U.S. House select committee announces first hearing to probe Jan. 6 attack

A woman looks at her mobile phone on the lawn of the U.S. Capitol a day after security fencing was removed as a reduction in heightened security measures taken after the January 6th attack on the U.S. Capitol in Washington, U.S., July 11, 2021. REUTERS/Joshua Roberts

WASHINGTON, July 14 (Reuters) - The special congressional panel investigating the Jan. 6 attack on the U.S. Capitol by supporters of former President Donald Trump said on Wednesday it would hold its first hearing on July 27.

Members of the Democratic-led panel, known as the Select Committee to Investigate the January 6th Attack on the U.S. Capitol, said in a statement the hearing would include testimony from U.S. Capitol Police officers.

Congressional Democrats establish the special committee after Senate Republicans blocked the creation of an independent commission House Speaker Nancy Pelosi originally sought.

Hundreds of Trump supporters stormed the building that day in an unsuccessful attempt to stop Congress from certifying Democratic President Joe Biden's election win. The violence left five dead, including a Capitol Police officer.

Republicans have argued that existing committee probes as well as prosecutors' investigations make an outside commission or a select committee unnecessary. More than 500 people have been charged with taking part in the violence.

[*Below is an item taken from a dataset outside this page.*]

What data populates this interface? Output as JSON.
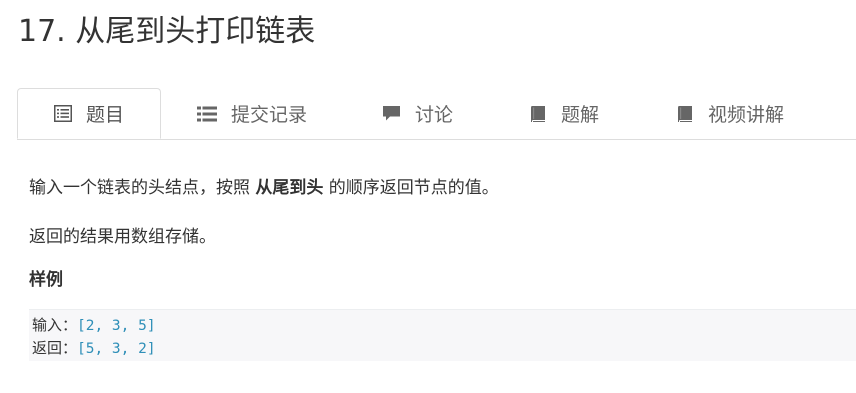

Pelosi on July 1 announced eight members of the committee, including Republican Representative Liz Cheney, an outspoken Trump critic.

Chairing the panel is Democratic Representative Bennie Thompson, who also heads the House Homeland Security Committee that has been looking into the Jan. 6 events.

Other members of the new panel include Representative Adam Schiff, who took the lead in the December 2019 impeachment of Trump on charges of abuse of power and obstruction of Congress, and Representative Jamie Raskin, the lead prosecutor in last January's second impeachment of Trump on a charge of inciting an insurrection.

In both cases, the Senate did not convict Trump.

The special committee, which will have subpoena power, could keep questions alive about Trump's activities on Jan. 6 and possibly complicate Republicans' efforts to win majority control of the House in the 2022 congressional elections.